Has the warm weather delayed their migration out of the inshore water? How about the" scrimps?"


----------



## StriperAddict (Dec 11, 2007)

Good Q.  I'm posting so I get any answers to my e

thanks


----------



## marine3 (Dec 11, 2007)

Around Savannah we are still catching some flounder but the shrimp are a different story. Thank God for Gulp baits.


----------



## puredrenalin (Dec 12, 2007)

Ive caught many a flounder off the VA coast, using the good old 2 minny rig. I havent had the chance to go out this past summer, but Ive heard gulp and shrimp are awesome combinations. I know for reds gulp is the ticket as well as the Halo shrimp, but I love to fish for Flounder!!  The flatties should be inshore this month or the following!! Good luck for you guys!!


----------



## Paymaster (Dec 14, 2007)

Here's a couple from PC Beach.


----------



## StriperAddict (Dec 14, 2007)

Nice catch P'M, and I'll bet good eatin


----------



## swamp hunter (Dec 16, 2007)

Anybody got any info. on them flounder around Keaton Beach area?
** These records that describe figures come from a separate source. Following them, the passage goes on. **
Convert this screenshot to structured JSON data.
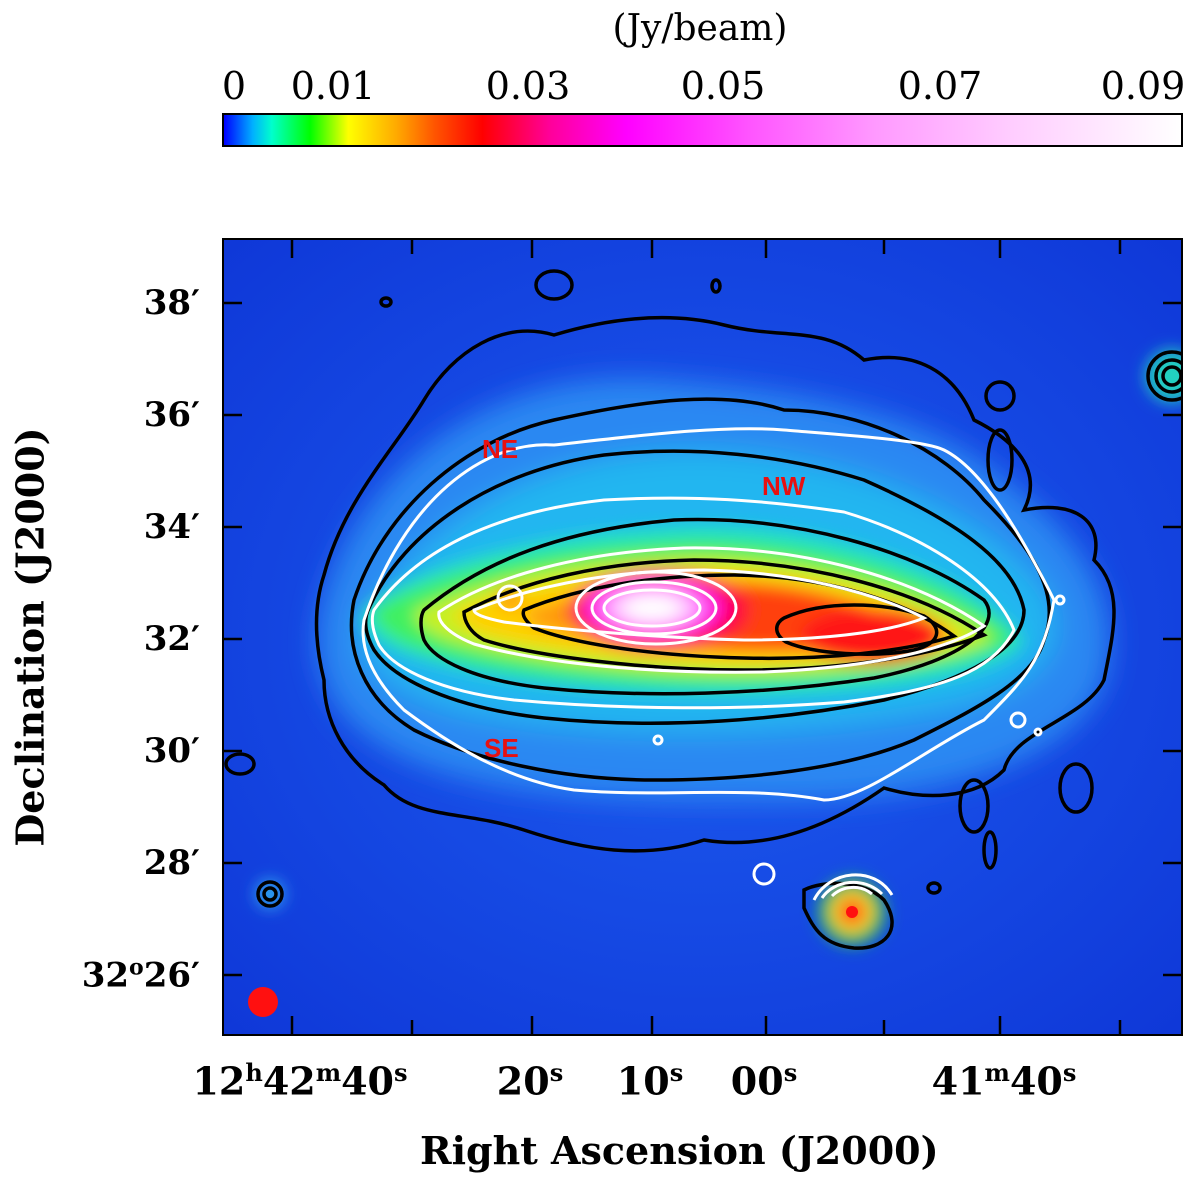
{
  "colorbar": {
    "title": "(Jy/beam)",
    "ticks": [
      "0",
      "0.01",
      "0.03",
      "0.05",
      "0.07",
      "0.09"
    ]
  },
  "axes": {
    "xlabel": "Right Ascension (J2000)",
    "ylabel": "Declination    (J2000)",
    "y_ticks": [
      "38′",
      "36′",
      "34′",
      "32′",
      "30′",
      "28′"
    ],
    "y_tick_last": {
      "deg": "32",
      "sup": "o",
      "min": "26′"
    },
    "x_ticks": {
      "t1": {
        "h": "12",
        "hs": "h",
        "m": "42",
        "ms": "m",
        "s": "40",
        "ss": "s"
      },
      "t2": {
        "s": "20",
        "ss": "s"
      },
      "t3": {
        "s": "10",
        "ss": "s"
      },
      "t4": {
        "s": "00",
        "ss": "s"
      },
      "t5": {
        "m": "41",
        "ms": "m",
        "s": "40",
        "ss": "s"
      }
    }
  },
  "regions": {
    "ne": "NE",
    "nw": "NW",
    "se": "SE"
  },
  "colors": {
    "background": "#1848e8",
    "region_label": "#e81010",
    "beam": "#ff1010"
  }
}
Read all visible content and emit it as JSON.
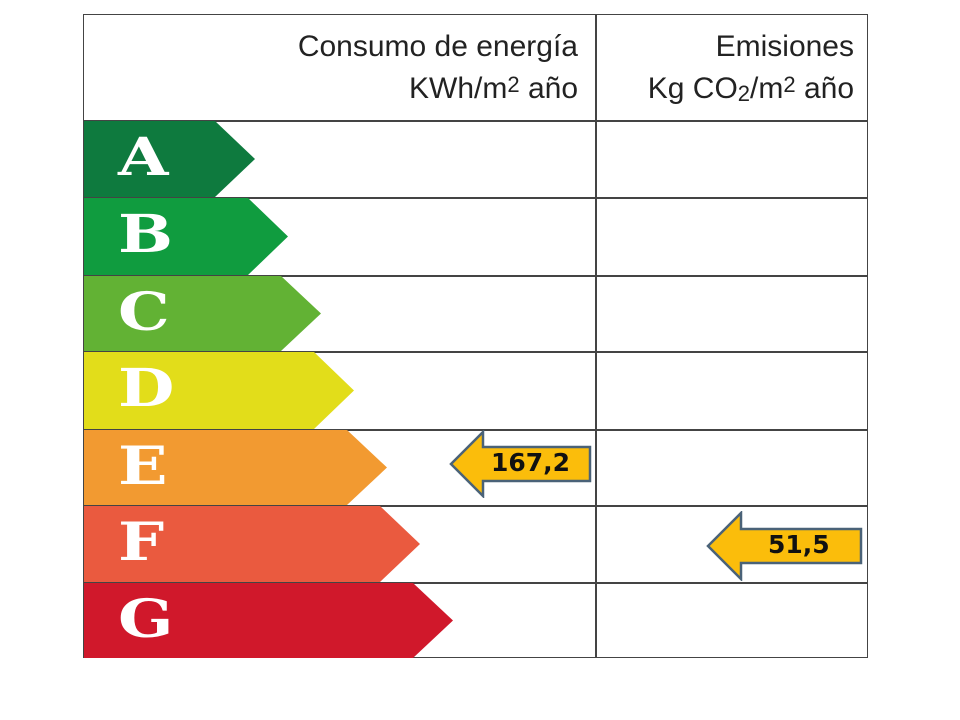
{
  "header": {
    "energy_line1": "Consumo de energía",
    "energy_line2_pre": "KWh/m",
    "energy_line2_sup": "2",
    "energy_line2_post": " año",
    "emis_line1": "Emisiones",
    "emis_line2_pre": "Kg CO",
    "emis_line2_sub": "2",
    "emis_line2_mid": "/m",
    "emis_line2_sup": "2",
    "emis_line2_post": " año"
  },
  "ratings": [
    {
      "letter": "A",
      "color": "#0e7a3e"
    },
    {
      "letter": "B",
      "color": "#109c3f"
    },
    {
      "letter": "C",
      "color": "#62b234"
    },
    {
      "letter": "D",
      "color": "#e2dd1a"
    },
    {
      "letter": "E",
      "color": "#f29a31"
    },
    {
      "letter": "F",
      "color": "#ea5a3f"
    },
    {
      "letter": "G",
      "color": "#d0182b"
    }
  ],
  "indicators": {
    "energy": {
      "value": "167,2",
      "rating": "E",
      "color": "#fbbd0b"
    },
    "emissions": {
      "value": "51,5",
      "rating": "F",
      "color": "#fbbd0b"
    }
  }
}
What time of year , ect. I,m soon to be moving up that way , and we don,t have any way down south where I fish at. So I don,t really have any exp. with them, I,ve caught maybe 3 in my entire life.


----------



## crackerdave (Dec 18, 2007)

I've fished for flounder a lot,but it's been on the Atlantic side of Florida.They're a fish that you don't often catch unless you're specifically after them and you know how they bite and what they eat.Fish slowly with the lightest weight [slip-sinker or jighead] you can get by with and keep your bait[mud minnow or finger mullet] on or near the bottom. When a flounder hits,it usually feels like a hard "tap" like a bass hitting a plastic worm.Let the fish have a little slack and wait about 30 seconds or so,then set the hook.Most folks try to set the hook too soon on a flounder,and don't hook 'em good.
Good luck!


----------



## puredrenalin (Dec 18, 2007)

Using Circle hooks work well they usually hook themselves, depending on how hard they are hittin that day, you feel em bump it, if you pick up just a bit, you can feel them swim back down, at that point you can usually set the hook and be good to go! Great advice rangerdave!! Good luck guys!!!


----------